Why the minimum order on Porcelain Tile?

There are only two ways to ship the product:

#1. Freight LTL. This is product placed on a pallet, collected at our loading dock and loaded with a pallet truck onto the UPS freight truck. It takes that truck to the local Atlanta Terminal and then splits up shipments sending them on another truck to a local terminal near you.  Then that local terminal will call to make an appointment for delivery on another truck with a lift-gate.

#2. UPS or FedEx Ground

#1. The rationale for the 40 Square Feet (SF) minimum order:  In short we need weight to stop the drivers picking up your order by hand and damaging it, shippers will pick up lighter shipments (the drivers) and squeeze them between other shipments, if there is a gap, if there is not a gap, they will still try and stand it up on an edge and then just let it fall back down with a crash (once the supporting shipment is pulled out).  We know this, we have seen this with other peoples shipments, we ask then not to, please be careful with the products not just ours but everyones. But they are tired of traffic, hot and can be having a bad day.

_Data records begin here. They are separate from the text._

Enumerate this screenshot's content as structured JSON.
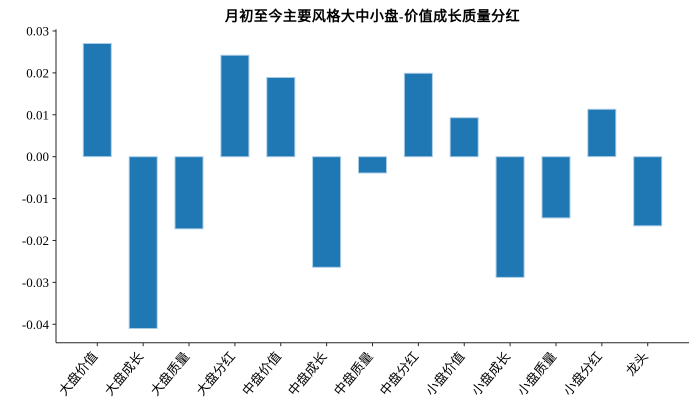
{
  "chart_data": {
    "type": "bar",
    "title": "月初至今主要风格大中小盘-价值成长质量分红",
    "categories": [
      "大盘价值",
      "大盘成长",
      "大盘质量",
      "大盘分红",
      "中盘价值",
      "中盘成长",
      "中盘质量",
      "中盘分红",
      "小盘价值",
      "小盘成长",
      "小盘质量",
      "小盘分红",
      "龙头"
    ],
    "values": [
      0.027,
      -0.041,
      -0.0172,
      0.0242,
      0.0189,
      -0.0264,
      -0.0039,
      0.0199,
      0.0093,
      -0.0288,
      -0.0146,
      0.0113,
      -0.0165
    ],
    "yticks": [
      0.03,
      0.02,
      0.01,
      0.0,
      -0.01,
      -0.02,
      -0.03,
      -0.04
    ],
    "ytick_labels": [
      "0.03",
      "0.02",
      "0.01",
      "0.00",
      "-0.01",
      "-0.02",
      "-0.03",
      "-0.04"
    ],
    "ylim": [
      -0.0444,
      0.0304
    ],
    "xlabel": "",
    "ylabel": "",
    "grid": false,
    "legend": null,
    "bar_color": "#1f77b4",
    "bar_edge_color": "#a9cce5",
    "axis_color": "#262626",
    "background_color": "#ffffff"
  }
}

Let’s say 20SF ships LTL Freight, it would weigh 110Lbs, the driver can pick it up, he will want to move it out of his way to create more space so he can get other shipments off quicker. If your order is between two shipments and they shift, the top (your product is exposed) to the other two shipments and they will squash it, smashing into it. The pallet has wood all around the edge with the product is in the middle, the wooden pallet not only acts as a support but as a buffer, the product does not hang over the edge. It is designed to ship flat, the pallet protects it from the pallet truck, other shipments and the side of the UPS truck.  They cannot stack on it.  It is not designed to be lifted and stuck on it’s side.

At 40SF we are getting over 170Ls, maybe close to 200Lbs with the weight of the pallet.  The driver is not going to enjoying lifting this, he cannot move it easily, it will not slide.  The percentage risk drops significantly of the driver moving it or even attempting it. Also in transit it will not shift.  The drivers scan down the shipments they carry looking for the light ones.

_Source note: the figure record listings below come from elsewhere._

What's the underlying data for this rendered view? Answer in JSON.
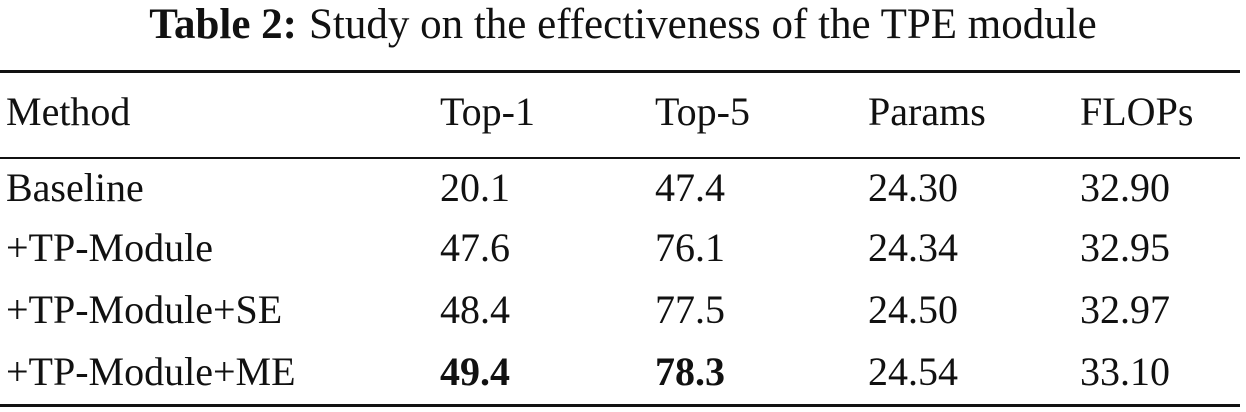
{
  "caption": {
    "label": "Table 2:",
    "text": "Study on the effectiveness of the TPE module"
  },
  "table": {
    "header": [
      "Method",
      "Top-1",
      "Top-5",
      "Params",
      "FLOPs"
    ],
    "rows": [
      [
        "Baseline",
        "20.1",
        "47.4",
        "24.30",
        "32.90"
      ],
      [
        "+TP-Module",
        "47.6",
        "76.1",
        "24.34",
        "32.95"
      ],
      [
        "+TP-Module+SE",
        "48.4",
        "77.5",
        "24.50",
        "32.97"
      ],
      [
        "+TP-Module+ME",
        "49.4",
        "78.3",
        "24.54",
        "33.10"
      ]
    ]
  }
}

#2. Ground Shipments; this is not even slightly possible.  Porcelain by nature is fragile and ground shippers see “Fragile Handle with Care” as a suggestion, in addition the conveyor belts the companies use have drops and knock around the shipments. The product will snap, chip and break.

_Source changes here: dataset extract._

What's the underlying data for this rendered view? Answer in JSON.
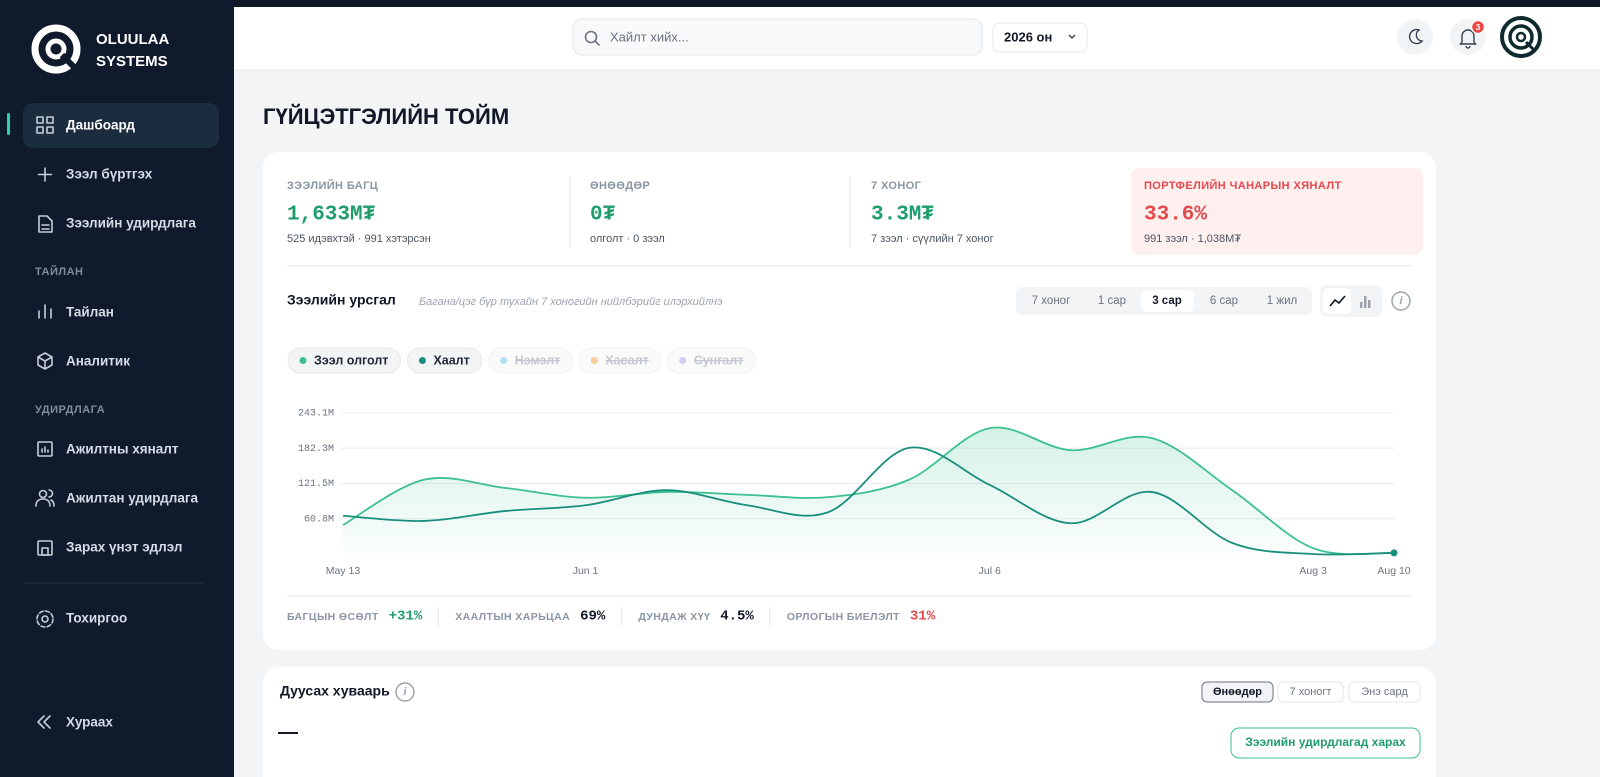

I know you want less than 40SF and the product is really nice. We have priced it at a point where we can have no more than 5% damage or chips during transit (as a chipped tile can be used as a cut end piece – this is acceptable as stated in our shipping and damage policy).  We have not priced our products for 50-60% damage, whereby we would have to keep re-shipping more and more UPS ground to replace the damage.  This would simply increase the cost of the product, UPS or FedEx will not pay the claims and if we have to hire people to have a “claims department” then we have just increased the product cost and something is wrong.  That is not what we want.  Not what you want!

We are able to sell at these prices because of this very reason. The margins are very low. We price it so that when we ship it, it arrives intact (within 5%) and the customer is happy.  Prices go up when companies have to keep re-shipping. This business model does not work for everyone, perhaps 70% of customers.  We apologize to the 30% that it does not fit – the customers that need smaller orders.  But all we can do is control the quality of the product.  We do not control the shipper.  But with weight in the shipment we can ensure they are limited on how much it can move or be moved.  That dramatically increases the likelihood of a perfect shipment.

In time we hope to have another website or option where we will be able to bubble wrap each sheet of mosaic. So people can order just 20SF and after lots of testing be confident it can survive shipping from GA to WA without damage greater than 5%. That would of course be a different business model and the product price; for example of a Dove Gray for $11.25SF would become $16.75SF to pay for the additional labor and packaging materials.  Ultimately anything can be done but it comes down to cost. We have just priced everything to the lowest point aiming at the markets largest segment.

Please note minimum orders do not count for local pick-ups.